Practical use in web analytics
A lot of A/B test gurus and A/B testing software will tell you to stop your test once you reached a statistical significance of 95% or more.
Now the problem with this approach is that you will continue testing until you get a statistically significant result while choosing the sample size as you go with your test.
The consequence of this approach is that your probability of getting a statistically significant result by coincidence will go much higher than 5%.
That means you will increase your chance of getting type I error in your test.
That means your test will increase the rate of false positives.
The fundamental problem with statistics is that, if you want to reach the conclusion you really want (maybe deep down inside on a subconscious level), you can always find some way to do it.
To reduce the rate of false positives, decide your test sample size in advance and then just stick to it.
Don’t use statistical significance alone to decide whether your test should continue or stop.
Statistical significance of 95% or higher doesn’t mean anything if there is little to no impact on effect size (conversion volume).

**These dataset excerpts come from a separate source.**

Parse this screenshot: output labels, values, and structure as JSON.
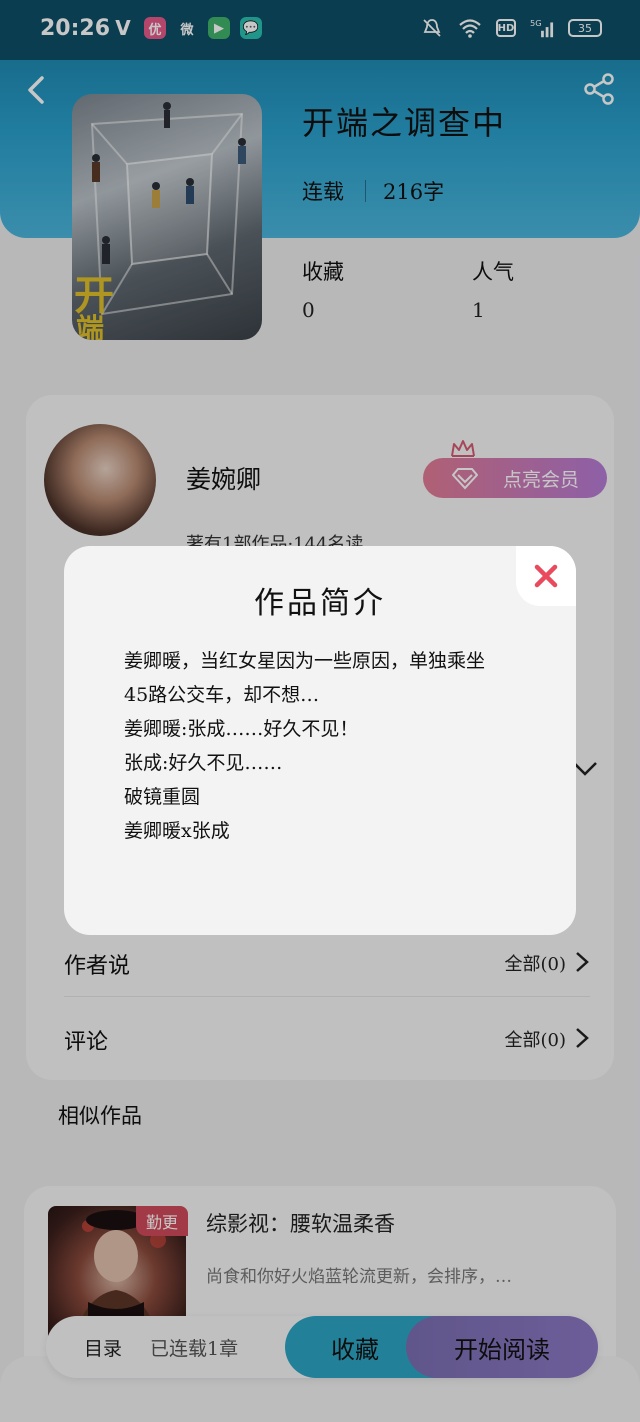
{
  "status_bar": {
    "time": "20:26",
    "apps": [
      "V",
      "优",
      "微",
      "▶",
      "💬"
    ],
    "network": "HD",
    "signal": "5G",
    "battery": "35"
  },
  "book": {
    "title": "开端之调查中",
    "status": "连载",
    "words": "216字",
    "stats": [
      {
        "label": "收藏",
        "value": "0"
      },
      {
        "label": "人气",
        "value": "1"
      }
    ]
  },
  "author": {
    "name": "姜婉卿",
    "works_text": "著有1部作品·144名读",
    "vip_label": "点亮会员"
  },
  "rows": [
    {
      "label": "作者说",
      "right": "全部(0)"
    },
    {
      "label": "评论",
      "right": "全部(0)"
    }
  ],
  "similar": {
    "title": "相似作品",
    "items": [
      {
        "name": "综影视：腰软温柔香",
        "badge": "勤更",
        "desc": "尚食和你好火焰蓝轮流更新，会排序，…"
      }
    ]
  },
  "bottom_bar": {
    "toc_label": "目录",
    "toc_count": "已连载1章",
    "favorite_label": "收藏",
    "read_label": "开始阅读"
  },
  "modal": {
    "title": "作品简介",
    "lines": [
      "姜卿暖，当红女星因为一些原因，单独乘坐",
      "45路公交车，却不想…",
      "姜卿暖:张成……好久不见！",
      "张成:好久不见……",
      "破镜重圆",
      "姜卿暖x张成"
    ]
  },
  "colors": {
    "header": "#2aa0cc",
    "vip_gradient_start": "#e27c95",
    "vip_gradient_end": "#b67cd6",
    "favorite_button": "#2ca6c4",
    "read_button": "#8c78c4",
    "close_icon": "#e94a5e",
    "badge": "#d04a5a"
  }
}
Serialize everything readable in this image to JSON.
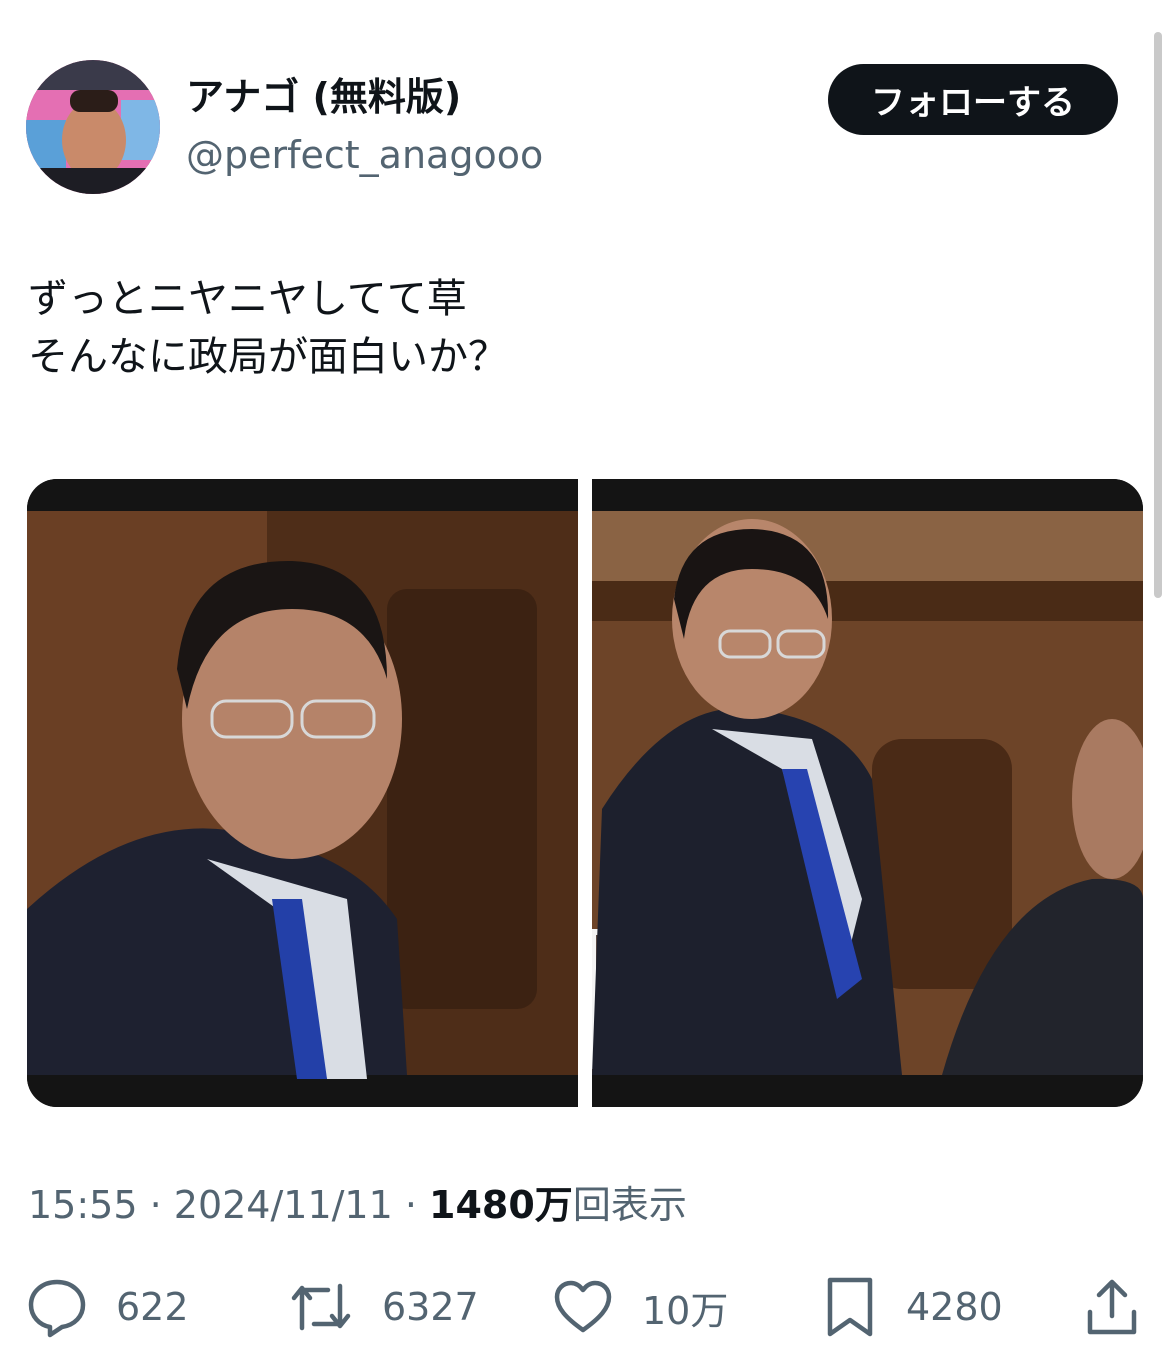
{
  "user": {
    "display_name": "アナゴ (無料版)",
    "handle": "@perfect_anagooo"
  },
  "follow_button": {
    "label": "フォローする"
  },
  "tweet": {
    "lines": [
      "ずっとニヤニヤしてて草",
      "そんなに政局が面白いか？"
    ]
  },
  "meta": {
    "time": "15:55",
    "separator": " · ",
    "date": "2024/11/11",
    "views_count": "1480万",
    "views_label": "回表示"
  },
  "actions": {
    "replies": "622",
    "retweets": "6327",
    "likes": "10万",
    "bookmarks": "4280"
  },
  "icons": [
    "reply-icon",
    "retweet-icon",
    "like-icon",
    "bookmark-icon",
    "share-icon"
  ],
  "colors": {
    "text": "#0f1419",
    "secondary": "#536471",
    "button": "#0f1419"
  }
}
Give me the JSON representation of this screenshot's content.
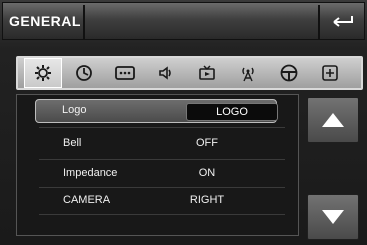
{
  "header": {
    "title": "GENERAL",
    "back_icon": "return-arrow-icon"
  },
  "tabs": [
    {
      "name": "settings-gear-icon",
      "active": true
    },
    {
      "name": "clock-icon",
      "active": false
    },
    {
      "name": "more-dots-icon",
      "active": false
    },
    {
      "name": "speaker-icon",
      "active": false
    },
    {
      "name": "tv-icon",
      "active": false
    },
    {
      "name": "antenna-icon",
      "active": false
    },
    {
      "name": "steering-wheel-icon",
      "active": false
    },
    {
      "name": "plus-box-icon",
      "active": false
    }
  ],
  "list": {
    "rows": [
      {
        "label": "Logo",
        "value": "LOGO"
      },
      {
        "label": "Bell",
        "value": "OFF"
      },
      {
        "label": "Impedance",
        "value": "ON"
      },
      {
        "label": "CAMERA",
        "value": "RIGHT"
      }
    ]
  },
  "scroll": {
    "up_icon": "arrow-up-icon",
    "down_icon": "arrow-down-icon"
  },
  "colors": {
    "background": "#1b1b1b",
    "tabbar": "#b0b0b0",
    "selected_row": "#5a5a5a",
    "text": "#f2f2f2"
  }
}
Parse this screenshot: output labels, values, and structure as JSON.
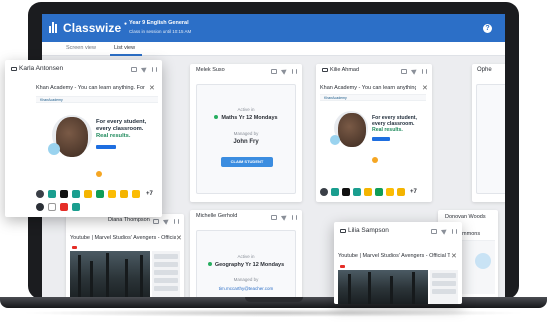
{
  "app": {
    "brand": "Classwize",
    "class_name": "Year 9 English General",
    "class_status": "Class in session until 10:15 AM",
    "help_glyph": "?"
  },
  "tabs": [
    {
      "label": "Screen view",
      "active": false
    },
    {
      "label": "List view",
      "active": true
    }
  ],
  "students": {
    "karla": {
      "name": "Karla Antonsen",
      "tab_title": "Khan Academy - You can learn anything. For fr...",
      "site_logo": "KhanAcademy",
      "tagline": [
        "For every student,",
        "every classroom.",
        "Real results."
      ],
      "extra_tabs": "+7"
    },
    "melek": {
      "name": "Melek Suso",
      "active_in_label": "Active in",
      "active_class": "Maths Yr 12 Mondays",
      "managed_by_label": "Managed by",
      "manager": "John Fry",
      "claim_label": "CLAIM STUDENT"
    },
    "kilie": {
      "name": "Kilie Ahmad",
      "tab_title": "Khan Academy - You can learn anything. For fr...",
      "site_logo": "KhanAcademy",
      "tagline": [
        "For every student,",
        "every classroom.",
        "Real results."
      ],
      "extra_tabs": "+7"
    },
    "ophe": {
      "name": "Ophe"
    },
    "diana": {
      "name": "Diana Thompson",
      "tab_title": "Youtube | Marvel Studios' Avengers - Official Tr..."
    },
    "michelle": {
      "name": "Michelle Gerhold",
      "active_in_label": "Active in",
      "active_class": "Geography Yr 12 Mondays",
      "managed_by_label": "Managed by",
      "manager": "tim.mccarthy@teacher.com"
    },
    "lilia": {
      "name": "Lilia Sampson",
      "tab_title": "Youtube | Marvel Studios' Avengers - Official Tr..."
    },
    "donovan": {
      "name": "Donovan Woods",
      "tab_title": "ommons"
    }
  },
  "colors": {
    "brand_blue": "#2c6fc7",
    "claim_blue": "#3b8de0",
    "active_green": "#27ae60",
    "accent_orange": "#f5a623"
  },
  "icons": [
    "laptop-icon",
    "screen-icon",
    "send-icon",
    "pause-icon",
    "close-icon",
    "help-icon"
  ]
}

Don’t believe in any uplift you see in your A/B test until the test is over.
Focus on the effect size per variation while the test is running.
Any uplift you see in you A/B test results will not translate into actual sales even after conducting several A/B tests and getting statistically significant results each time, if:
- There is little to no impact on effect size (conversion volume).
- You declare success and failure on the basis of statistical significance alone.
What is correlation?
Correlation is a statistical measurement of the relationship between two variables.
Let us suppose ‘A’ and ‘B’ are two variables.
If as ‘A’ goes up, ‘B’ goes up then ‘A’ and ‘B’ are positively correlated.
However if as ‘A’ goes up, ‘B’ goes down then ‘A’ and ‘B’ are negatively correlated.
What is causation?
Causation is the theory that something happened as a result.
For example, a fall in temperature increased the sale of hot drinks.
Practical use in web analytics
The most important correlations that I have found so far are:
- Negative Correlation between Conversion Rate and Average Order Value
- Negative Correlation between Conversion Rate and Transactions
- Positive Correlation between Conversion Rate and Acquisition Cost
These three correlations have completely changed the way I think about conversion optimization for good.
You can get more details about these correlations from the post: Case Study: Why you should Stop Optimizing for Conversion Rate
The whole conversion optimization process is based on correlation analysis.
Correlation-based observations help you in coming up with a hypothesis. This is the hypothesis without which you can’t conduct any statistical tests and thus improve conversions.
Correlation is also widely used in predictive analytics and predictive marketing.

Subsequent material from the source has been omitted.